The authors claim they don’t yet have clear evidence for what caused this shift. They float two theories. First, social instability from COVID, economic problems, and political conflict starting around 2020 led to more scapegoating of marginalized groups. Second, they say they can rule out the idea that backlash against transgender rights spilled over into anti-gay sentiment, because their research shows no meaningful correlation.
That second claim is laughable. The transgender movement is absolutely the reason for the shift, and anyone paying attention knows it. When the Supreme Court legalized same-sex marriage in 2015, conservatives warned it was a slippery slope, and we were right. Trans ideology got shoved down everyone’s throats at warp speed. Children started getting butchered with hormones and surgeries in the name of “gender-affirming care.” Males invaded women’s sports. Preferred pronouns exploded everywhere. Activists tried to redefine basic biology and erase the meaning of sex and gender. Schools began socially transitioning kids behind parents’ backs. Parental rights got trampled. We literally have a Supreme Court Justice who, during her confirmation hearings, couldn’t define what a woman was, because, as she said, she’s “not a biologist.”
But it’s more than that. Gay rights suddenly became a vehicle for depravity. Pride parades became a platform for adults to expose themselves to children. School libraries began stocking sexually explicit material that would have been unthinkable a generation ago. All of it gets justified under the slogan of “tolerance.” If this is what the left means by tolerance, most Americans want no part of it.
Same-sex marriage was sold to Americans on a foundation of libertarianism. What was sold as a simple “live and let live” compromise instead ushered in a relentless campaign of LGBTQ indoctrination that challenges fundamental truths about human biology and steadily erodes parental rights. Making matters worse, opposition to gender ideology got branded as bigotry. Anyone who questioned whether six-year-olds should be choosing new genders or whether biological males belonged in girls’ locker rooms was called a hateful transphobe.
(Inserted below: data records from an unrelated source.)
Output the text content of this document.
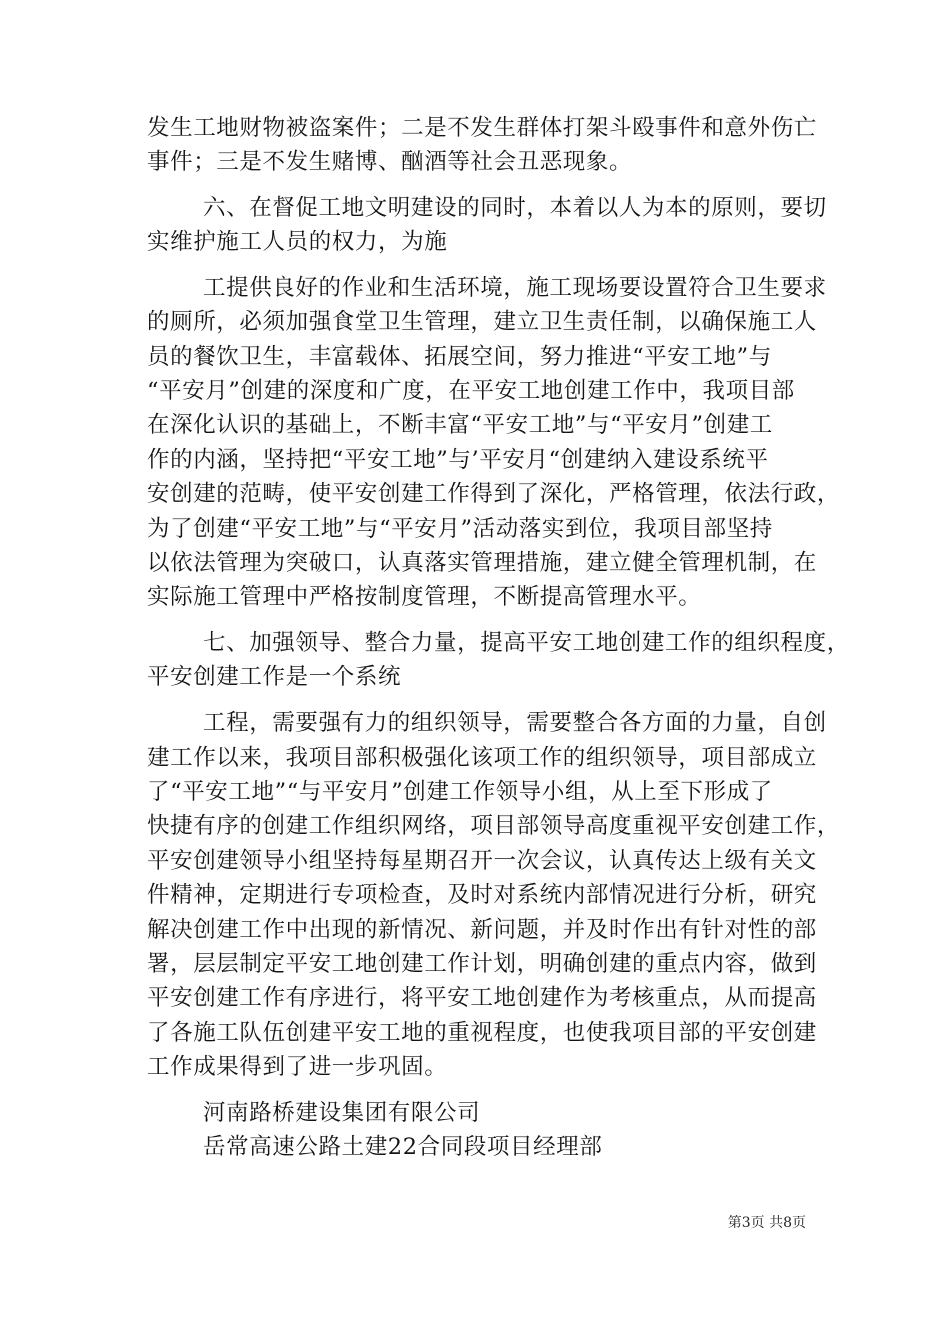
发生工地财物被盗案件；二是不发生群体打架斗殴事件和意外伤亡
事件；三是不发生赌博、酗酒等社会丑恶现象。
六、在督促工地文明建设的同时，本着以人为本的原则，要切
实维护施工人员的权力，为施
工提供良好的作业和生活环境，施工现场要设置符合卫生要求
的厕所，必须加强食堂卫生管理，建立卫生责任制，以确保施工人
员的餐饮卫生，丰富载体、拓展空间，努力推进“平安工地”与
“平安月”创建的深度和广度，在平安工地创建工作中，我项目部
在深化认识的基础上，不断丰富“平安工地”与“平安月”创建工
作的内涵，坚持把“平安工地”与’平安月“创建纳入建设系统平
安创建的范畴，使平安创建工作得到了深化，严格管理，依法行政，
为了创建“平安工地”与“平安月”活动落实到位，我项目部坚持
以依法管理为突破口，认真落实管理措施，建立健全管理机制，在
实际施工管理中严格按制度管理，不断提高管理水平。
七、加强领导、整合力量，提高平安工地创建工作的组织程度，
平安创建工作是一个系统
工程，需要强有力的组织领导，需要整合各方面的力量，自创
建工作以来，我项目部积极强化该项工作的组织领导，项目部成立
了“平安工地”“与平安月”创建工作领导小组，从上至下形成了
快捷有序的创建工作组织网络，项目部领导高度重视平安创建工作，
平安创建领导小组坚持每星期召开一次会议，认真传达上级有关文
件精神，定期进行专项检查，及时对系统内部情况进行分析，研究
解决创建工作中出现的新情况、新问题，并及时作出有针对性的部
署，层层制定平安工地创建工作计划，明确创建的重点内容，做到
平安创建工作有序进行，将平安工地创建作为考核重点，从而提高
了各施工队伍创建平安工地的重视程度，也使我项目部的平安创建
工作成果得到了进一步巩固。
河南路桥建设集团有限公司
岳常高速公路土建22合同段项目经理部
第3页 共8页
Failure to refer to someone by their “preferred pronouns” has been called hate speech.
So much for live and let live.
The Times wants to act as if it’s mystified about why acceptance declined. They want to blame COVID, economic anxiety, and some vague “anti-establishment sentiment.” But the honest answer is staring them in the face. The transgender ideology invaded the gay rights movement before the ink was even dry on the Obergefell decision, and most Americans reject that nonsense while simultaneously linking the two as inherently linked. And they are. Just look at the latest version of the pride flag.